At Roskilde Dagblad, staff helped print readers’ celebratory songs and poems. Much like the character “Røde” in Matador, Lise Nørgaard was sometimes assigned to “remove the corns from the metre”, ensuring the verses had both rhythm and rhyme.
At the time, it was considered rather improper for a married woman to work — especially as a journalist. However, because Lise Nørgaard passionately wanted to enter the profession, her father arranged a trial period at Roskilde Dagblad. Secretly, he hoped it would not work out, but she ended up working for the newspaper for 14 years before moving on to the national newspaper Politiken.
Roskilde Bank
Continuing down Hersegade brings you back to Algade. On the left-hand side stands Arbejdernes Landsbank, in the building that once housed the now-defunct Roskilde Bank.

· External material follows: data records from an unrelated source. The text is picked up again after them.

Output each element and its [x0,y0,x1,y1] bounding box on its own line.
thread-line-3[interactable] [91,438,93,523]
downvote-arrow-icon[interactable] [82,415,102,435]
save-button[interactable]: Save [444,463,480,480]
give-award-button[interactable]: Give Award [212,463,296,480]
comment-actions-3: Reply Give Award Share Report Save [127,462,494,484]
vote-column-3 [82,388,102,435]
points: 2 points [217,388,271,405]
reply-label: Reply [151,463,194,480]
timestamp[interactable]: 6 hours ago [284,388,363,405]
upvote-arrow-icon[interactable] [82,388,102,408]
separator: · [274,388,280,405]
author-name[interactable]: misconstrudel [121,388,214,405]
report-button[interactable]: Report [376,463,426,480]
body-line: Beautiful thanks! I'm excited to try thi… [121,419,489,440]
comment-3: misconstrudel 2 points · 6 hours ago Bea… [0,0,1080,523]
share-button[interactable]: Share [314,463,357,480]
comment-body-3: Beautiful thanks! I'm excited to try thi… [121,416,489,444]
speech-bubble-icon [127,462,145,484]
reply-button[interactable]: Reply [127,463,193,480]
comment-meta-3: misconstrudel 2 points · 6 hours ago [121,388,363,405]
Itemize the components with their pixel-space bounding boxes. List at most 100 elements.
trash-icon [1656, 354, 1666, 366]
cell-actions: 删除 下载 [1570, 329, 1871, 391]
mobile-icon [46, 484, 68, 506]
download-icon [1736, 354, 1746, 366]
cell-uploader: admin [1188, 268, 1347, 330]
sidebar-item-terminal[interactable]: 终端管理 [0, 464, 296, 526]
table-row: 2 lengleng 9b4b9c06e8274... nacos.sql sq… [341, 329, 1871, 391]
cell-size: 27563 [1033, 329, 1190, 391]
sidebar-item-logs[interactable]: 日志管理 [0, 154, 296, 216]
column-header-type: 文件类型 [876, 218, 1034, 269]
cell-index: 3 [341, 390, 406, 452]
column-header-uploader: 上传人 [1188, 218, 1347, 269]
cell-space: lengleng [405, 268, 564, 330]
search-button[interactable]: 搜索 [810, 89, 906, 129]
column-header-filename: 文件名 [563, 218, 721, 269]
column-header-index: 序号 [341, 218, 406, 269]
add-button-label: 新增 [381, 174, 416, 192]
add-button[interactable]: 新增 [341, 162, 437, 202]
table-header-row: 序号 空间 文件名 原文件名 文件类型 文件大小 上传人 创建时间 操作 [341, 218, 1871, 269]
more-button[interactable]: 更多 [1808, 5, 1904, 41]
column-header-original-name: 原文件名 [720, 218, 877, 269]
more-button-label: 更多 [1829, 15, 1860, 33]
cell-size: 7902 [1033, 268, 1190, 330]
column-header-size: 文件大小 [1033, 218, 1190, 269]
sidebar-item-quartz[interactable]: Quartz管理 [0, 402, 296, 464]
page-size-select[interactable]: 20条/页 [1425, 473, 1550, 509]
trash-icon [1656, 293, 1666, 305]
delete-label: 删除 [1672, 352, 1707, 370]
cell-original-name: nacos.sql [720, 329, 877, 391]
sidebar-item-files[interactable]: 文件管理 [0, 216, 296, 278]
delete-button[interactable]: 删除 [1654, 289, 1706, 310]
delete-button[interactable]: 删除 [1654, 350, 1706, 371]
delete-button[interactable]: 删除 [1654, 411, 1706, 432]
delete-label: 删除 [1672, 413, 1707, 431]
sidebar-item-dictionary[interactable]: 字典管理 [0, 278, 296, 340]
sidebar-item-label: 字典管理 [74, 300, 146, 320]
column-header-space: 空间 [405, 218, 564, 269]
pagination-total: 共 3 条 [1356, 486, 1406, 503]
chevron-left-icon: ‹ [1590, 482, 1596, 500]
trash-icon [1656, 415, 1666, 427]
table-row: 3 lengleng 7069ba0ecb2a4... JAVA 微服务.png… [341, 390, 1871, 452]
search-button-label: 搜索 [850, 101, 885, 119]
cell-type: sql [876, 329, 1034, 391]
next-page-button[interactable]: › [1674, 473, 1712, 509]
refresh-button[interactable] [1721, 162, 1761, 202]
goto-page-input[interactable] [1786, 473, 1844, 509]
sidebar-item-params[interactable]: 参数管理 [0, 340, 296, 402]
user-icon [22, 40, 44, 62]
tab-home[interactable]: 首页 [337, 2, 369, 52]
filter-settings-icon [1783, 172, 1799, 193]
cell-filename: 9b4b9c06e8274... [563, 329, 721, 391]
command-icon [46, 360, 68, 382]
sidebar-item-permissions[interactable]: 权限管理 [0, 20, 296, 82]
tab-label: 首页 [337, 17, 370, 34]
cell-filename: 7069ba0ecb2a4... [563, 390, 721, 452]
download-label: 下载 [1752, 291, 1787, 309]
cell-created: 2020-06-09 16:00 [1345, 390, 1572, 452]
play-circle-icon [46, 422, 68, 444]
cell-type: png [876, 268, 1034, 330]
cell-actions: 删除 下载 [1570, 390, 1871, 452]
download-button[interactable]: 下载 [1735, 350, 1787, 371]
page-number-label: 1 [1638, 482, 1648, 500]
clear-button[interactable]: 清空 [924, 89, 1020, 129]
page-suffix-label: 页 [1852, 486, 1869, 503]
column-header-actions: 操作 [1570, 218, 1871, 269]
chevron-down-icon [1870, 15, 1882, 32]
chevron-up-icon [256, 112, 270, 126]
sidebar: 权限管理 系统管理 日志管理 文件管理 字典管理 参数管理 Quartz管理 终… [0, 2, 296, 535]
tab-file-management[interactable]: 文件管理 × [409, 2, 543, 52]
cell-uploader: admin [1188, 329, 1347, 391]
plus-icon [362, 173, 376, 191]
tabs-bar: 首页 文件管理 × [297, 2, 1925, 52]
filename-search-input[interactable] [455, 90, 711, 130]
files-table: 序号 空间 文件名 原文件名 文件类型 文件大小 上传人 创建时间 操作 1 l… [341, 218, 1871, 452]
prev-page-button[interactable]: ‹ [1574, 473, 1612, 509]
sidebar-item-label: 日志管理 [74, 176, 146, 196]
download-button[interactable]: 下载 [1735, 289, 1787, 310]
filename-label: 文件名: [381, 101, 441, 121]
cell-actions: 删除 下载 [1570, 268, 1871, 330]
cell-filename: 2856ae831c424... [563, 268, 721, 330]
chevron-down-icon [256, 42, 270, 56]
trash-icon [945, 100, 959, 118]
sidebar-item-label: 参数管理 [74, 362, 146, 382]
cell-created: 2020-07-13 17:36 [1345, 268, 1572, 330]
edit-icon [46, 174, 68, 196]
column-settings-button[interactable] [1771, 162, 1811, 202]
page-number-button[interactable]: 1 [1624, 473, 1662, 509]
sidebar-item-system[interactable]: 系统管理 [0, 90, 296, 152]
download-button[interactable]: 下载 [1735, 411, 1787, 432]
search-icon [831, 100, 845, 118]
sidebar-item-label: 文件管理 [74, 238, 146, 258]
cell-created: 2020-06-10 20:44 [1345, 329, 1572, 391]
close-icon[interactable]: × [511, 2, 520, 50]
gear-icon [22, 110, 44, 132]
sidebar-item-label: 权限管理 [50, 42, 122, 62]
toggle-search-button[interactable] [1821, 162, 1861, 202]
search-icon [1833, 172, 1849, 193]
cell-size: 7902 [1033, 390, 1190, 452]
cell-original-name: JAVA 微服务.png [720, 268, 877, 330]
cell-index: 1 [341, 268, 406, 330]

Founded in 1884, Roskilde Bank mainly served the town’s affluent citizens and was a long-standing competitor to Roskilde Landbobank, where Lise Nørgaard’s parents later became some of the bank’s largest customers.
We end the walk where we began — at Stændertorvet.
We hope you have enjoyed the tour and gained a deeper insight into Lise Nørgaard’s life in Roskilde.